State funding, he said, was “nice as a notion, but the reality is we’re not going to have an additional billion that is set out in the Cassells report”.

The Cassells report, published in July, set out three options for the funding of higher education – the abolition of the student contribution and the creation of a predominantly state-funded system, the continuation of the current student contribution charge coupled with increased state investment, and the introduction of an income-contingent loan system .

The Minister for Education and Skills, Richard Bruton, has given the Education and Skills Committee the responsibility for deciding on a “consensus” model for higher education funding. Over the last two months, the committee has heard presentations from a number of groups, including the heads of Irish universities and the heads of institutes of technology.

“If you are totally reliant on the state, and the next economic downturn comes along, you can guarantee it is higher education that will be cut”, he added.

An increase in the National Training Fund has been discussed at each meeting of the committee.
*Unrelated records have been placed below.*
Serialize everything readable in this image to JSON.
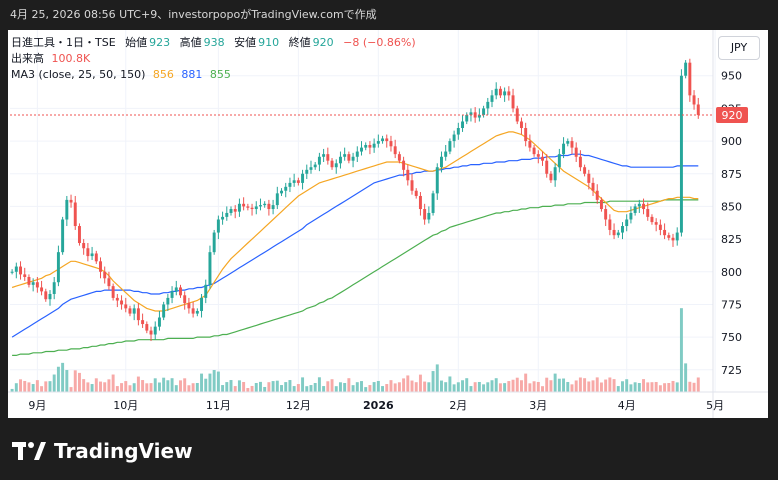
{
  "topbar": {
    "text": "4月 25, 2026 08:56 UTC+9、investorpopoがTradingView.comで作成"
  },
  "legend": {
    "symbol": "日進工具・1日・TSE",
    "o_label": "始値",
    "o": "923",
    "h_label": "高値",
    "h": "938",
    "l_label": "安値",
    "l": "910",
    "c_label": "終値",
    "c": "920",
    "change": "−8 (−0.86%)",
    "volume_label": "出来高",
    "volume": "100.8K",
    "ma_label": "MA3 (close, 25, 50, 150)",
    "ma1": "856",
    "ma2": "881",
    "ma3": "855"
  },
  "currency": "JPY",
  "price_tag": "920",
  "footer": {
    "brand": "TradingView"
  },
  "colors": {
    "up": "#26a69a",
    "down": "#ef5350",
    "ma25": "#f5a623",
    "ma50": "#2962ff",
    "ma150": "#4caf50",
    "vol_up": "#80cbc4",
    "vol_down": "#f7a9a7"
  },
  "chart_data": {
    "type": "candlestick",
    "title": "日進工具・1日・TSE",
    "ylim": [
      708,
      985
    ],
    "yticks": [
      725,
      750,
      775,
      800,
      825,
      850,
      875,
      900,
      925,
      950
    ],
    "ytick_labels": [
      "725",
      "750",
      "775",
      "800",
      "825",
      "850",
      "875",
      "900",
      "925",
      "950"
    ],
    "xticks": [
      {
        "label": "9月",
        "i": 6
      },
      {
        "label": "10月",
        "i": 27
      },
      {
        "label": "11月",
        "i": 49
      },
      {
        "label": "12月",
        "i": 68
      },
      {
        "label": "2026",
        "i": 87
      },
      {
        "label": "2月",
        "i": 106
      },
      {
        "label": "3月",
        "i": 125
      },
      {
        "label": "4月",
        "i": 146
      },
      {
        "label": "5月",
        "i": 167
      }
    ],
    "last_price": 920,
    "bars": 164,
    "closes": [
      800,
      804,
      798,
      796,
      790,
      792,
      788,
      785,
      779,
      783,
      792,
      815,
      840,
      855,
      853,
      835,
      822,
      818,
      812,
      814,
      808,
      800,
      795,
      789,
      780,
      778,
      775,
      772,
      768,
      772,
      763,
      760,
      755,
      752,
      758,
      765,
      775,
      780,
      785,
      788,
      782,
      776,
      772,
      768,
      770,
      780,
      790,
      815,
      830,
      840,
      842,
      845,
      848,
      846,
      852,
      850,
      849,
      848,
      850,
      851,
      852,
      848,
      851,
      860,
      862,
      865,
      868,
      870,
      868,
      875,
      878,
      880,
      882,
      888,
      890,
      885,
      880,
      883,
      888,
      890,
      885,
      888,
      892,
      895,
      897,
      895,
      898,
      900,
      902,
      900,
      896,
      890,
      885,
      878,
      870,
      862,
      858,
      848,
      840,
      845,
      860,
      880,
      888,
      892,
      900,
      905,
      910,
      915,
      920,
      922,
      918,
      920,
      925,
      930,
      935,
      940,
      935,
      938,
      935,
      925,
      915,
      910,
      900,
      895,
      890,
      888,
      885,
      875,
      870,
      880,
      890,
      898,
      900,
      895,
      888,
      880,
      875,
      868,
      862,
      855,
      848,
      840,
      832,
      828,
      830,
      835,
      840,
      845,
      850,
      852,
      848,
      842,
      838,
      836,
      832,
      828,
      826,
      824,
      830,
      950,
      960,
      935,
      928,
      920
    ],
    "ma25": [
      788,
      789,
      790,
      791,
      792,
      793,
      794,
      795,
      797,
      798,
      800,
      802,
      804,
      806,
      808,
      808,
      807,
      806,
      805,
      804,
      803,
      802,
      800,
      797,
      793,
      790,
      787,
      784,
      781,
      778,
      776,
      774,
      772,
      771,
      770,
      770,
      770,
      771,
      772,
      773,
      774,
      775,
      776,
      777,
      778,
      780,
      782,
      787,
      792,
      797,
      802,
      806,
      810,
      813,
      816,
      819,
      822,
      825,
      828,
      831,
      834,
      837,
      840,
      843,
      846,
      849,
      852,
      855,
      858,
      860,
      862,
      864,
      866,
      868,
      869,
      870,
      871,
      872,
      873,
      874,
      875,
      876,
      877,
      878,
      879,
      880,
      881,
      882,
      883,
      884,
      884,
      884,
      884,
      883,
      882,
      881,
      880,
      879,
      878,
      877,
      877,
      878,
      879,
      880,
      882,
      884,
      886,
      888,
      890,
      892,
      894,
      896,
      898,
      900,
      902,
      904,
      905,
      906,
      907,
      907,
      906,
      905,
      903,
      901,
      898,
      895,
      892,
      889,
      886,
      883,
      880,
      877,
      875,
      873,
      871,
      869,
      867,
      865,
      862,
      859,
      856,
      853,
      850,
      847,
      846,
      846,
      846,
      847,
      848,
      849,
      850,
      851,
      852,
      853,
      854,
      855,
      856,
      856,
      857,
      857,
      857,
      857,
      856,
      856
    ],
    "ma50": [
      750,
      752,
      754,
      756,
      758,
      760,
      762,
      764,
      766,
      768,
      770,
      772,
      775,
      777,
      779,
      780,
      781,
      782,
      783,
      784,
      785,
      785,
      786,
      786,
      786,
      786,
      786,
      786,
      786,
      785,
      785,
      784,
      784,
      783,
      783,
      783,
      784,
      784,
      785,
      785,
      786,
      786,
      787,
      787,
      788,
      788,
      789,
      790,
      791,
      793,
      795,
      797,
      799,
      801,
      803,
      805,
      807,
      809,
      811,
      813,
      815,
      817,
      819,
      821,
      823,
      825,
      827,
      829,
      831,
      833,
      836,
      838,
      840,
      842,
      844,
      846,
      848,
      850,
      852,
      854,
      856,
      858,
      860,
      862,
      864,
      866,
      868,
      869,
      870,
      871,
      872,
      873,
      874,
      874,
      875,
      875,
      876,
      876,
      877,
      877,
      877,
      878,
      878,
      879,
      879,
      880,
      880,
      881,
      881,
      882,
      882,
      882,
      883,
      883,
      883,
      884,
      884,
      884,
      885,
      885,
      885,
      886,
      886,
      886,
      887,
      887,
      887,
      888,
      888,
      888,
      889,
      889,
      889,
      890,
      890,
      890,
      889,
      889,
      888,
      887,
      886,
      885,
      884,
      883,
      882,
      881,
      881,
      880,
      880,
      880,
      880,
      880,
      880,
      880,
      880,
      880,
      880,
      880,
      881,
      881,
      881,
      881,
      881,
      881
    ],
    "ma150": [
      736,
      736,
      737,
      737,
      737,
      738,
      738,
      738,
      739,
      739,
      739,
      740,
      740,
      740,
      741,
      741,
      741,
      742,
      742,
      743,
      743,
      744,
      744,
      745,
      745,
      746,
      746,
      747,
      747,
      747,
      748,
      748,
      748,
      748,
      748,
      748,
      748,
      749,
      749,
      749,
      749,
      749,
      749,
      749,
      750,
      750,
      750,
      750,
      751,
      751,
      752,
      752,
      753,
      754,
      755,
      756,
      757,
      758,
      759,
      760,
      761,
      762,
      763,
      764,
      765,
      766,
      767,
      768,
      769,
      770,
      772,
      773,
      774,
      776,
      777,
      779,
      780,
      782,
      784,
      786,
      788,
      790,
      792,
      794,
      796,
      798,
      800,
      802,
      804,
      806,
      808,
      810,
      812,
      814,
      816,
      818,
      820,
      822,
      824,
      826,
      828,
      829,
      831,
      832,
      834,
      835,
      836,
      837,
      838,
      839,
      840,
      841,
      842,
      843,
      844,
      845,
      845,
      846,
      846,
      847,
      847,
      848,
      848,
      849,
      849,
      849,
      850,
      850,
      850,
      851,
      851,
      851,
      852,
      852,
      852,
      852,
      853,
      853,
      853,
      853,
      853,
      853,
      854,
      854,
      854,
      854,
      854,
      854,
      854,
      854,
      854,
      854,
      854,
      854,
      854,
      855,
      855,
      855,
      855,
      855,
      855,
      855,
      855,
      855
    ],
    "volume_max": 100.8
  }
}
Commenting on the potential for such an increase, Donohoe warned that an increase in the fund shouldn’t be used as a “sticking plaster”.

While not rejecting an increase, he warned that “any adjustment to the national training fund has got to be part of a bigger solution”.

A contribution from employers, he said, is “not going to make a considerable difference”, adding that employers would be less supportive of using the fund to support higher education if “we felt it was being put into a black hole”.

Trinity College Dublin Students’ Union (TCDSU) President, Kieran McNulty, and President of the Union of Students in Ireland (USI), also appeared before the committee this morning. Both called on the committee to consider a publicly funded model for higher education, and were critical of an income-contingent loan scheme.

“If a proposed scheme will at the worst severely curtail access and at its best keep access rates the same, as the loan system will do, why are we pursuing it?”, McNulty said.

He also called for an increase in the National Training Fund: “There needs to be a balance, and employers are categorically not playing their part.”

At the last meeting of the Oireachtas Education and Skills Committee, the author of the reporting on higher education funding, Peter Cassells, suggested that a “hybrid” of the three options is possible. Bruton has indicated that, rather than the second quarter of 2017 as initially outlined, a decision on a new funding model for higher education should be made by the next Budget.